Cabramatta and nearby Canley Vale hosted a great number of English migrants, with a mainly Italian and Yugoslav population away from the railway line where market gardens and chicken farms dominated.
Today in Fowler, 76.1 per cent of voters have both parents born overseas, with only 11 per cent having both parents born in Australia.
Very many of the voters are children of Vietnamese migrants who escaped at the end of the war in Vietnam. Others came from Iraq, Cambodia and China.
Into this apparently poverty-stricken area with 10 per cent unemployment steps well-heeled Kristina Keneally from exclusive Scotland Island near Sydney's northern beaches. Of course, Keneally says she is going to move there - swapping her mansion for a Cabramatta unit?
Today in Fowler, 76.1 per cent of voters have both parents born overseas …
Adding to Keneally's difficulties, retiring member Chris Hayes anointed a popular local, Vietnamese-Australian lawyer Tu Le. Her pictures show a young, smiling, appealing person who undoubtedly would have increased Labor's vote in this 67.49 per cent safe Labor seat.
The right-wing Spectator is scathing, saying Labor would have the multi-cultural voters of Fowler believe Keneally is also a 'celebrity' candidate to whom they should flock with arms outstretched.
She loves lecturing on "feminism, immigration, the economy, justice, the environment, human rights and even the language of politics," The Spectator adds.
The Spectator reminds us that, "The (NSW) Keneally government went on to suffer a catastrophic 16.5 point swing statewide in the 2011 state election. This was the biggest swing against a government in the nation's electoral history", and suffered "a humiliating defeat in the seat of Bennelong by-election, losing to Liberal John Alexander".

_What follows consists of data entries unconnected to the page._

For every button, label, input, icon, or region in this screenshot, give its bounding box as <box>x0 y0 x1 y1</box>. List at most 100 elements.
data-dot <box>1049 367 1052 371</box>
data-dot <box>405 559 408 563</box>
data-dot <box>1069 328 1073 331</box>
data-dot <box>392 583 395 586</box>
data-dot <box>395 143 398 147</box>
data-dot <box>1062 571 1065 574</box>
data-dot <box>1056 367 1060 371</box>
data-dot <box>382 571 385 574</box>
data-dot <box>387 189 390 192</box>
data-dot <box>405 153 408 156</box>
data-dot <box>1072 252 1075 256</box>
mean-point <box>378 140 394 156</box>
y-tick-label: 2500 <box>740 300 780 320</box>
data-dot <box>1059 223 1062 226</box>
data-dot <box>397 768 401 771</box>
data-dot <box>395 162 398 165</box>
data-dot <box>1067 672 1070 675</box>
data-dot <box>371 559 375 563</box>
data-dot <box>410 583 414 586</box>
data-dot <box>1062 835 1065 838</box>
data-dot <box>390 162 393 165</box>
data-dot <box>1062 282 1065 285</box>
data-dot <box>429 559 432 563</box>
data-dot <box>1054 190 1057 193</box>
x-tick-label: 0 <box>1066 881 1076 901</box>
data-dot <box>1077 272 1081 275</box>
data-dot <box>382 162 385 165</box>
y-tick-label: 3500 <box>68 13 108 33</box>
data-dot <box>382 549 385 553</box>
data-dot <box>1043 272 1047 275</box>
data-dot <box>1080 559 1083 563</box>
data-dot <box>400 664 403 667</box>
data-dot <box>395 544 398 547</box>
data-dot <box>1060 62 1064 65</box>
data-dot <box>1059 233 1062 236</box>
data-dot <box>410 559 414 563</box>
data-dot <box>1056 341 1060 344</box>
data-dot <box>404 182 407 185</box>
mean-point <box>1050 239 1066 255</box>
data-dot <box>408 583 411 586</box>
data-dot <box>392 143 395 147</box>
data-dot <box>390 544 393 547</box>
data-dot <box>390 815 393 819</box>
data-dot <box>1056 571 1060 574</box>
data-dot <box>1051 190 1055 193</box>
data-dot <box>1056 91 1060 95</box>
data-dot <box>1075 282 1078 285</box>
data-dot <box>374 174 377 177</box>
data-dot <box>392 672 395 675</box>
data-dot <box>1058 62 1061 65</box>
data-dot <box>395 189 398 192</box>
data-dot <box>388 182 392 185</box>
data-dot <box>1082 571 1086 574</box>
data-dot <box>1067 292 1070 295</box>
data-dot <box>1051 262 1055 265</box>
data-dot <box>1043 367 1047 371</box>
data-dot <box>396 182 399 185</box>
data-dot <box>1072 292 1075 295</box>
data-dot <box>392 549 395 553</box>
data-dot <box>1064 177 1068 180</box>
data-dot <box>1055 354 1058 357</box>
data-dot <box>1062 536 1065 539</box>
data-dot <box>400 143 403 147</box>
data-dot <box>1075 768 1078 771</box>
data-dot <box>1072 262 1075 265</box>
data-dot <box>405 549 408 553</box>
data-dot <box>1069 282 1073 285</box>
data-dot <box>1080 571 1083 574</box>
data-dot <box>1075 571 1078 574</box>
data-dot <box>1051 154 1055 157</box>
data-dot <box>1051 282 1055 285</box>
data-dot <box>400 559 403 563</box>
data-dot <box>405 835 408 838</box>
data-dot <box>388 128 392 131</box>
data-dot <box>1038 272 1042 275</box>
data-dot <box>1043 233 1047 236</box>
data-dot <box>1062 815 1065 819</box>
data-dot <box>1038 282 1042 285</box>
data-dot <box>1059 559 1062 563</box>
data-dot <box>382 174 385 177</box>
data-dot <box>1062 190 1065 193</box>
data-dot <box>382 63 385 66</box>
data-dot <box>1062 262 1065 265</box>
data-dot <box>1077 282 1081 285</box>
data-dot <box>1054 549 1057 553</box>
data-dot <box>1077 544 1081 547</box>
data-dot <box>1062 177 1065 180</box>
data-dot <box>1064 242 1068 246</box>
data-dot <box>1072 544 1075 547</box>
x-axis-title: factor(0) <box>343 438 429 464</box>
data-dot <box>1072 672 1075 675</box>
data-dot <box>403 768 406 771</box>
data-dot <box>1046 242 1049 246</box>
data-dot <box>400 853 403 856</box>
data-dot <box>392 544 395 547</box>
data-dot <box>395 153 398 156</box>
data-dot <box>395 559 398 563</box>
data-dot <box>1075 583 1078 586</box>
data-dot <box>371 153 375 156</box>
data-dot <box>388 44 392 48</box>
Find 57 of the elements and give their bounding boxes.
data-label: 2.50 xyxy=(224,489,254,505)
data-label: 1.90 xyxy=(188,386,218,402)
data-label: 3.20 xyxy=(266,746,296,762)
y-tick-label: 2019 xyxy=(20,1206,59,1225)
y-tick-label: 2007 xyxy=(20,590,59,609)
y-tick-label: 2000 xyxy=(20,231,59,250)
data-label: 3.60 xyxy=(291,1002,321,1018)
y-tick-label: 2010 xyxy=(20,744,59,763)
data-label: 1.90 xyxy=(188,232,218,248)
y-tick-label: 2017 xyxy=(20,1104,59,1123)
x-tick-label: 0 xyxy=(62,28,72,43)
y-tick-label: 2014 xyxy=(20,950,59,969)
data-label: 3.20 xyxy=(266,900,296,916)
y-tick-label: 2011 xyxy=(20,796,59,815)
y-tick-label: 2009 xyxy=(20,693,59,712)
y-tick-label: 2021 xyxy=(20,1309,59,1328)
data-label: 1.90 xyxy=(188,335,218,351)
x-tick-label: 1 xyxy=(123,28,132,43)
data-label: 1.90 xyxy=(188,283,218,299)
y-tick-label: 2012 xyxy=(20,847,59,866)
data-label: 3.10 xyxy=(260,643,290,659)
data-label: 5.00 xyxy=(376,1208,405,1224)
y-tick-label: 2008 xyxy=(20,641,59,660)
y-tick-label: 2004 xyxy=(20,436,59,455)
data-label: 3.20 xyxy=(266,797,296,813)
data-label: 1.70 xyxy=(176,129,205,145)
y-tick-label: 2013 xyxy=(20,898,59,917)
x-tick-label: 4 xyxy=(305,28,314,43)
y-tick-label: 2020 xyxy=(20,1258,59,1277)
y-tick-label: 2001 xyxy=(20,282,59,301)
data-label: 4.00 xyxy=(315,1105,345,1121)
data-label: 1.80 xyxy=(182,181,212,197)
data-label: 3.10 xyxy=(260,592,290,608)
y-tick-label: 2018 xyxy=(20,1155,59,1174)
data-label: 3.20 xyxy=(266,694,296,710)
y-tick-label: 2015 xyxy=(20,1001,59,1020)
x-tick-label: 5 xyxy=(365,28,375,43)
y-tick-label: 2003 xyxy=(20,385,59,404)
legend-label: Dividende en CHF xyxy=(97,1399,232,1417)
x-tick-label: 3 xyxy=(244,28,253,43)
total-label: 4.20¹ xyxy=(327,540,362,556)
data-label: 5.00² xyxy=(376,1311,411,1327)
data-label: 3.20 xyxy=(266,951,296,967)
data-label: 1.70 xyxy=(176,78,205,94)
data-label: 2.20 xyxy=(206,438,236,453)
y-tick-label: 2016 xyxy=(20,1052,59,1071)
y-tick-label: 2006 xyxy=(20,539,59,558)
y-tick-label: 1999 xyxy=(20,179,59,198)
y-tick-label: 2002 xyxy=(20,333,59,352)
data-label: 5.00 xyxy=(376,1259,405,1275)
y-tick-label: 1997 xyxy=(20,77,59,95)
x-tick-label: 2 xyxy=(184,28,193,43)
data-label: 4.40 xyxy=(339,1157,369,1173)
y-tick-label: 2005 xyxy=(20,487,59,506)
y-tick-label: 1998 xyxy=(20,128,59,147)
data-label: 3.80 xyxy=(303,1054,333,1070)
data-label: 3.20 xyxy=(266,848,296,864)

However, it is her comments on immigration that may become her stumbling block. In May last year, the Sydney Morning Herald carried an article written by Kristina Keneally entitled, "Do we want migrants to return in the same numbers? The answer is no".
I thought her observations about temporary migrants were sensible, but now, even the fact that she discussed scaling-back migration may prove to be a disadvantage in this high-migration seat.
Paragraphs like: "While Australia's high level of migration played a key role in our economic prosperity, in recent years, the shape and size of our intake has hurt many Australian workers, contributing to unemployment, underemployment and low wage growth". And, "... when we restart our migration program, do we want migrants to return to Australia in the same numbers and in the same composition as before the crisis? Our answer should be no."
The Conversation's article in response by senior economist Gabriela D'Souza says permanent migrants don't take Australian's jobs. "Australia's migration program is the envy of other countries," she writes. Many Fowler voters would agree with D'Souza and be suspicious of Keneally's feelings about their migrant past.
Jonathon Sri, Brisbane's first-ever Greens city councillor, is more likely to reflect voters' opinions in Fowler. In May 2020, Sri asked, "Was Keneally's migration diatribe fair dinkum racist?"
Sri doesn't want Keneally "cancelled" but says, "All I'm saying is that in this case, the arguments Kristina is advancing are based on racist premises, tend towards racist outcomes, and will have the effect of legitimising and emboldening racism in Australian public discourse.
Sri even asks is this, "De facto White Australia?" And, "... she supports harsher, militarised border policing to keep them out."
Whoa! Sri's Green views may be an extreme interpretation, but in the overseas-born electorate of Fowler, maybe her migrant stance could come back to bite her.
Instead of silvertail Kristina from Scotland Island, maybe Labor should have endorsed young up-and-coming local lawyer Tu Le in Fowler.